While his proposal attracted four naysayers at the city, two of those — after further reflection — said they supported the formation of the joint task force and possibly additional restrictions. 

The task force is expected to meet privately on Tuesday. It is expected to make its recommendations later this week during a joint session of the Muskogee City Council and Muskogee County Board of Commissioners. 

City of Muskogee emergency declaration amendments

An emergency declaration adopted Thursday by Muskogee City Council was amended Monday, placing additional restrictions on certain businesses that cater to large groups of people.
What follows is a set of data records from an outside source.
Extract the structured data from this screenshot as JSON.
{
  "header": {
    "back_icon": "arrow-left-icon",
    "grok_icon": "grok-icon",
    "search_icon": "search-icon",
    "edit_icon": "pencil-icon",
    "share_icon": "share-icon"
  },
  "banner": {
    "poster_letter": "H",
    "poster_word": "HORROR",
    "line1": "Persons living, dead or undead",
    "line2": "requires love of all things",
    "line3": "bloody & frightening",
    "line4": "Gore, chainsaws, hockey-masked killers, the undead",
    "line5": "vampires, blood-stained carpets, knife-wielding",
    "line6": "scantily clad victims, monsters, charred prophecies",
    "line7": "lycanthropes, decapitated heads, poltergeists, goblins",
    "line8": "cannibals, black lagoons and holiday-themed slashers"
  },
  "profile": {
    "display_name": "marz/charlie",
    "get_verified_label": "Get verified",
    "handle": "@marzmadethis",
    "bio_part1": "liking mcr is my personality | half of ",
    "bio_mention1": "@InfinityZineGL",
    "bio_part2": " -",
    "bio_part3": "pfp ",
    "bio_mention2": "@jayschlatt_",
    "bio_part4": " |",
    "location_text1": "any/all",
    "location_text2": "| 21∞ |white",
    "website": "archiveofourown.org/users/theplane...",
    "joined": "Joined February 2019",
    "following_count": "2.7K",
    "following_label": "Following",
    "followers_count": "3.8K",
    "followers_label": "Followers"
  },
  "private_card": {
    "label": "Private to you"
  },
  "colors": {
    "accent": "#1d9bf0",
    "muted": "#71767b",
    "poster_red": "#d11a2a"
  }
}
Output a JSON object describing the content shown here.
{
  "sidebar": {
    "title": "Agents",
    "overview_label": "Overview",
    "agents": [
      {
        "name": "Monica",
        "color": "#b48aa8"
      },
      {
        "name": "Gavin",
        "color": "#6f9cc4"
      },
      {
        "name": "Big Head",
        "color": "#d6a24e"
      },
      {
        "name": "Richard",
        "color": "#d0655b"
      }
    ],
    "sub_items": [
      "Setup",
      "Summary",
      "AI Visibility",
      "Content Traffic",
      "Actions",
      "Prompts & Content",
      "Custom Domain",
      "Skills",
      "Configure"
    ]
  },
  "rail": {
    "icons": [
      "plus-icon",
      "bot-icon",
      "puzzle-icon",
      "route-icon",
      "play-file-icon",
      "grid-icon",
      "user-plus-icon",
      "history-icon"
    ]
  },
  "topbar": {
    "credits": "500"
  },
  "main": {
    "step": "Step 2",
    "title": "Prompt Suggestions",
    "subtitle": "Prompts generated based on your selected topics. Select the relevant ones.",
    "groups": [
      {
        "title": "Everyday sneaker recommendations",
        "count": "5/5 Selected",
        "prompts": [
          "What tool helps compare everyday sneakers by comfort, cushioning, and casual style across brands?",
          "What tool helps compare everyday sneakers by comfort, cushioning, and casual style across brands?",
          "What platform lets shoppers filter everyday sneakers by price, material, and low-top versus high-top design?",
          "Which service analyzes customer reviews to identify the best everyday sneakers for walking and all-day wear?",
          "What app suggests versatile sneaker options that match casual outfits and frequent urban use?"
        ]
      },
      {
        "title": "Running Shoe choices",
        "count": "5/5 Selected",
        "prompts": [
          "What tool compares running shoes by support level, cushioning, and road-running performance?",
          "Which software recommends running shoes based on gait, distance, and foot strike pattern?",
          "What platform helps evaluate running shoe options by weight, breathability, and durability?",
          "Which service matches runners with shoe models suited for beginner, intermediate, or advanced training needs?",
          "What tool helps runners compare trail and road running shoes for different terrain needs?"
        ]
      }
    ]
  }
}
The expanded restrictions will take effect at 7:30 p.m. Tuesday and will continue until further action by councilors. The restrictions include the following: 

• Restaurants, food courts, cafes, and other places of public accommodation offering food and beverage shall be closed for dine-in customers and for on-premises consumption. Curbside, drive-through, takeout and delivery services are permitted, as are institutional and in-house food cafeterias that serve residents, employees or clients of businesses.

• Bars, taverns, brew pubs, breweries, tasting rooms, clubs and all other areas of public accommodation offering alcoholic beverages for on-premises consumption shall be closed. Such establishments within this category that also have food services may operate for curbside pickup or delivery in accordance with ABLE Commission rules.

• Gymnasiums, fitness centers, recreation centers and indoor sports facilities shall be closed.

• Theaters, cinemas, indoor and outdoor performances venues and museums shall be closed.

• Bingo halls, bowling alleys, skating rinks, and other similar recreational or entertainment facilities shall be closed.